Ел без радости, пил скучно, не пьянея. Куда там есть-пить, когда в зыбком сне даже от лука во рту пресно, а горелка льется простоквашей? Гулять по доброй воле отказывался: руки-ноги набрякли, изогнулись корнями, грунт под стопой плыл, осыпался, отчего приходилось ковылять хромым калекой. Обычное жизнелюбие едва ли не вовсе покинуло Хому, сон перетекал в сон, и все чаще философ засыпал в одном месте, чтобы проснуться в другом: над обрывом, уже занеся ногу шагнуть с кручи, с петлей, скрученной из пояса, в руках, примериваясь к удачной ветке яблони, либо пытаясь достать угли из печи, с целью рассыпать их по углам хаты. Пока обходилось, но Хома видел во сне, что угли, петля и обрыв делаются аспидно-черного цвета, самоубийство напоминает ворона, горсть июльского чернозема, тьму ночи, и странно: чернота эта нравилась ему никак не менее, чем снежный цвет страха, белизна двери, за которой улыбалась панночка. Совесть подсказывала наложить на себя руки, помраченный грезами рассудок толкал туда же, – битва еще длилась, но в итоге усомнился бы лишь записной дурень.

Заложник Белого Страха, подталкиваемый в спину, он неуклонно двигался к Страху Черному, смертному греху, после которого даже на кладбище не сыскать грешнику места, – таких на кладбищах не хоронят. Больше живой, чем мертвец, готовился он стать более мертвецом, чем живым, укрыв проклятую самоубийством душу в окоченелом теле, будто смертоносные очи – под чудовищными веками. Идти бедняге под землю: спать с Вием, делаться Вием, быть Вием, когда прежний дедушко навеки уйдет в пучину Нави…

Глаз он почти не открывал. Веки слипались, словно полосы металла в кузне под молотом коваля, свет очам давали редко, без охоты, но и с сомкнутыми веками философ все чудесно видел: и сон, и явь. Клады под землей видел, временами думая сказать об этом Спириду, да как-то забывалось; видел, как покойник по лугу идет, как чорт в небе летит, как у приехавшего в гости Сивого Панька растут клыки и виляет пушистый хвост; сглаз видел, порчу, скорую смерть. На подварке ни души, так далеко видел – до самого Изюма и далее.
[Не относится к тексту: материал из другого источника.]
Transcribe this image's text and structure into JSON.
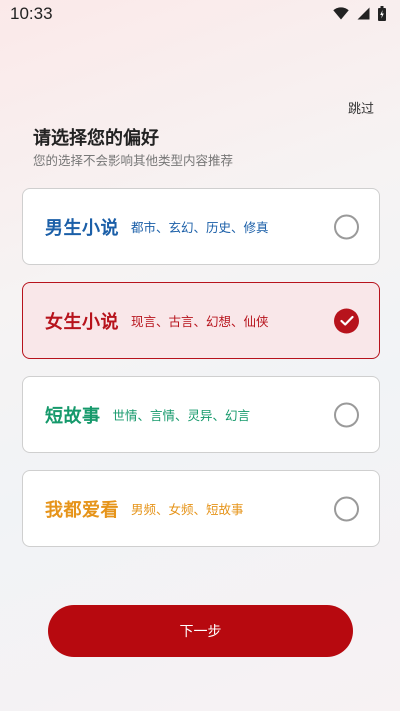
{
  "status": {
    "time": "10:33"
  },
  "header": {
    "skip_label": "跳过",
    "title": "请选择您的偏好",
    "subtitle": "您的选择不会影响其他类型内容推荐"
  },
  "options": [
    {
      "name": "男生小说",
      "tags": "都市、玄幻、历史、修真",
      "color": "#1b5fa8",
      "selected": false
    },
    {
      "name": "女生小说",
      "tags": "现言、古言、幻想、仙侠",
      "color": "#b7131c",
      "selected": true
    },
    {
      "name": "短故事",
      "tags": "世情、言情、灵异、幻言",
      "color": "#15996b",
      "selected": false
    },
    {
      "name": "我都爱看",
      "tags": "男频、女频、短故事",
      "color": "#e6941a",
      "selected": false
    }
  ],
  "footer": {
    "next_label": "下一步"
  },
  "theme": {
    "accent": "#b7090f"
  }
}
Молоко творожилось от косого взгляда.

Черствел хлеб.

Хворал Явтух, глухо кашлял Дорош, маялись чревом иные сторожа-козаки; лишь мрачный Спирид оставался здоров телом, выгорая умом от размышлений. Дважды за это время философ пугался всякой ерунды, падая замертво, и всякий раз вставал живым, бодрым, сохраняя эту живость несколько часов. Потом угасал, прятался, спал, спал…

Пока не пришел час последней любви полковника Суховея.

Случилось это зимой, на Скляровом хуторе, где полковник оказался в гостях у есаула Горобца. Старческая любовь – дикая, а эта и вовсе степным пожаром занялась. Увидел полковник красавицу Ганнусю, оторопел. «Донечка! ясочка моя! – зарыдал прилюдно. – Да кто ж тебя, голубку, из домовины поднял?!» Испугавшись грозного старца, девушка убежала к колодцу, а полковник нескоро опомнился: до того похожа была Ганнуся на умершую дочь его. Встал из козака безумец, из старика – парубок, из отца – жених. Червонцы сулил, подарками баловал; через день наезжал в Скляровцы. Тем страшнее делался для красавицы; прятаться от гостя начала. А когда в ответ на сватовство получил Суховей отказного гарбуза…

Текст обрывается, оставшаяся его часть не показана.